Liguriae Epos carry both a spear and javelins, and are quite light, but very capable cavalry. Their swiftness is best used accompanying hit-and-run tactics, or launching swift charges and withdrawing.
The Ligurians, when driven from the Po Basin, almost entirely adopted the weapons of their Celtic enemies. In this manner, they were somewhat 'Celticized', but not in such a total manner as to call them Celtic. These Epos (Ep-os; 'Horse') formed their cavalry. They are well-trained, capable soldiers, with mediterranean sophistications, but a Celtic war mind, and is likely to be favored by either group. They carry both a spear and Celtic javelins, and are quite light, but very capable cavalry. Their swiftness is best used accompanying hit-and-run tactics from range, or launching swift charges and withdrawing. Ligurian cavalry is efficient and decently trained to overcome numerous obstacles, though is too light for prolonged melee engagements.

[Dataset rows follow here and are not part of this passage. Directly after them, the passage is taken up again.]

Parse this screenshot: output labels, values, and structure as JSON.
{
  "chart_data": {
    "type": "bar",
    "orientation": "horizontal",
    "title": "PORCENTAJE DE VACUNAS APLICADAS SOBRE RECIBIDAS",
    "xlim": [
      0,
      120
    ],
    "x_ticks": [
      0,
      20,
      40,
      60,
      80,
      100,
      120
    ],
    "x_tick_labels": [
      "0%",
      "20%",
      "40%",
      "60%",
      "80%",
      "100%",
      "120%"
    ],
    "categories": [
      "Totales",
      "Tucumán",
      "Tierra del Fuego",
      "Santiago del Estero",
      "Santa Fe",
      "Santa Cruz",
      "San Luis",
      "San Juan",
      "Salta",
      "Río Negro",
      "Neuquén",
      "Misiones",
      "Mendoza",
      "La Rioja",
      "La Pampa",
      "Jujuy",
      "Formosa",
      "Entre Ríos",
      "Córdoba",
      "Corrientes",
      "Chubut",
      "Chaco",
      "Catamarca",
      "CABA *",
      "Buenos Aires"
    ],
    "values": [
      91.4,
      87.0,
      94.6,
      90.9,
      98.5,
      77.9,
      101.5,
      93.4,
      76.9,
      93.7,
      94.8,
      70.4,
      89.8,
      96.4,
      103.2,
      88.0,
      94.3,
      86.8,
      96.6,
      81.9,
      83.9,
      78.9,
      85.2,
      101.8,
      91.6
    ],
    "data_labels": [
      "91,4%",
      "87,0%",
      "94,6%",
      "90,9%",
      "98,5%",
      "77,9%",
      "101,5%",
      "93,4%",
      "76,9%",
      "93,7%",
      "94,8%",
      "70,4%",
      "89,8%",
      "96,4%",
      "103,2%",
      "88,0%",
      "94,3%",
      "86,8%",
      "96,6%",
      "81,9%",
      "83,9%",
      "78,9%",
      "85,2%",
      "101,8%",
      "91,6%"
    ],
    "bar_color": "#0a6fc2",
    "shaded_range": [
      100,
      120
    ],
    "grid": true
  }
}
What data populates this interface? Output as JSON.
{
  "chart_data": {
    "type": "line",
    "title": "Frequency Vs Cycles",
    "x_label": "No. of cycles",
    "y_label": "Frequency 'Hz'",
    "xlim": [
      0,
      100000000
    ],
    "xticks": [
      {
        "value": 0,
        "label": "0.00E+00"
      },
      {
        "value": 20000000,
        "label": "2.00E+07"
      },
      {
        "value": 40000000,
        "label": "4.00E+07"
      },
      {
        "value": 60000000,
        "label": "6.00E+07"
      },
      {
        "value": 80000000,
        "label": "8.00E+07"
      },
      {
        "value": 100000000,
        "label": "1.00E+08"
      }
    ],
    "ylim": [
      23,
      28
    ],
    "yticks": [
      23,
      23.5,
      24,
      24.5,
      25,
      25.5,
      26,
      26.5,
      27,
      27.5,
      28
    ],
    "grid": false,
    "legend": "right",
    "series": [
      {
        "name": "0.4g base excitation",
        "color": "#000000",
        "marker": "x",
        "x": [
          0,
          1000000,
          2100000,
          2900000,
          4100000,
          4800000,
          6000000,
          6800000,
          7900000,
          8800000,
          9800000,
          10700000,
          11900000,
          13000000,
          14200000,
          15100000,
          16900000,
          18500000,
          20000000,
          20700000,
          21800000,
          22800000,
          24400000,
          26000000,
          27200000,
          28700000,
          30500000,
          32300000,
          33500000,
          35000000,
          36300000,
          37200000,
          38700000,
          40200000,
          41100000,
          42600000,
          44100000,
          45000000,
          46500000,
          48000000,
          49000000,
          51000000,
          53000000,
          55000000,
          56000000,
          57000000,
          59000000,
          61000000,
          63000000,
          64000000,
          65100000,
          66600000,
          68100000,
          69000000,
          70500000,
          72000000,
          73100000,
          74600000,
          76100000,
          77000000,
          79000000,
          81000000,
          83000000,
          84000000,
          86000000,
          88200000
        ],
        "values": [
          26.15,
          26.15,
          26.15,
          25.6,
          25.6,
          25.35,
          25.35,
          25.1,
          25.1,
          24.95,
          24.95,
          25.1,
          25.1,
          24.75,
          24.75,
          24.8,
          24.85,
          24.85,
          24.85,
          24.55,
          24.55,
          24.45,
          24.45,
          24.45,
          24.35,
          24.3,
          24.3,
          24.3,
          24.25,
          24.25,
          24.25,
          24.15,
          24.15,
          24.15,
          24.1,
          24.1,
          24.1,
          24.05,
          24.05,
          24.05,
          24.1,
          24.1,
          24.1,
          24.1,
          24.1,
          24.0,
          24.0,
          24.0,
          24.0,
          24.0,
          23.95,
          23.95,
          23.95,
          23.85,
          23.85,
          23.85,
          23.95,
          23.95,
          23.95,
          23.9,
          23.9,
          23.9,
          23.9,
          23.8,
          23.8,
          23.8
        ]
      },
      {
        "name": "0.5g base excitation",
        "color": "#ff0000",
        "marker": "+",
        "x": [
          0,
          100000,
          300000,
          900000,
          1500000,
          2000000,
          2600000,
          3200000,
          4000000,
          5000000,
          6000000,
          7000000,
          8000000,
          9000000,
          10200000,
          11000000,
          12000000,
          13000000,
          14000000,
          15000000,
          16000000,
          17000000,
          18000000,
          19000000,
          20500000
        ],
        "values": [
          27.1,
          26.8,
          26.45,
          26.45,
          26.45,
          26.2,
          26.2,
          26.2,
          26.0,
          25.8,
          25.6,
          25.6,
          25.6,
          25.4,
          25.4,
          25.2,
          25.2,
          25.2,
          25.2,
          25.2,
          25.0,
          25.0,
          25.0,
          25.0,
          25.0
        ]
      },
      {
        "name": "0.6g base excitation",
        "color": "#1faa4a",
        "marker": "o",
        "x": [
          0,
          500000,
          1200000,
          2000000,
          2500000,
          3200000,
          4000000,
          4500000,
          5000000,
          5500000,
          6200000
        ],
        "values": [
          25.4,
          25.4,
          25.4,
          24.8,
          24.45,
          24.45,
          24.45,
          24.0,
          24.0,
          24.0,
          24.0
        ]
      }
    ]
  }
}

Historically, the Ligurians origins were unknown. They are somewhat of a mystery people, like the Basque. Despite being disasterously driven out from the Po Basin, they managed to reestablish themselves. Armed with Celtic weaponry, they held off further Celtic incursion, and possibly worked with Celts from time to time, and certainly did later on, such as the joint sacking of Placentia in 200 BC. Their population was somewhat small, but notable. They came largely to an end in 181 BC, when consul Lucius Emilius Paulus massacred 15,000 of them, and deported 40,000 of the Apuan-Ligurian tribe to Campania. The remaining Ligurians migrated into Celtic territories, and worked for decades as Liguriae; retainers of the Ligurian culture, under Celtic kings. As such, some 'Celtic' statues in modern France depict robed Ligurian warriors, sometimes wearing Celtic chain, but wearing the very distinctly non-Celtic Ligurian peasant-warrior robes under it.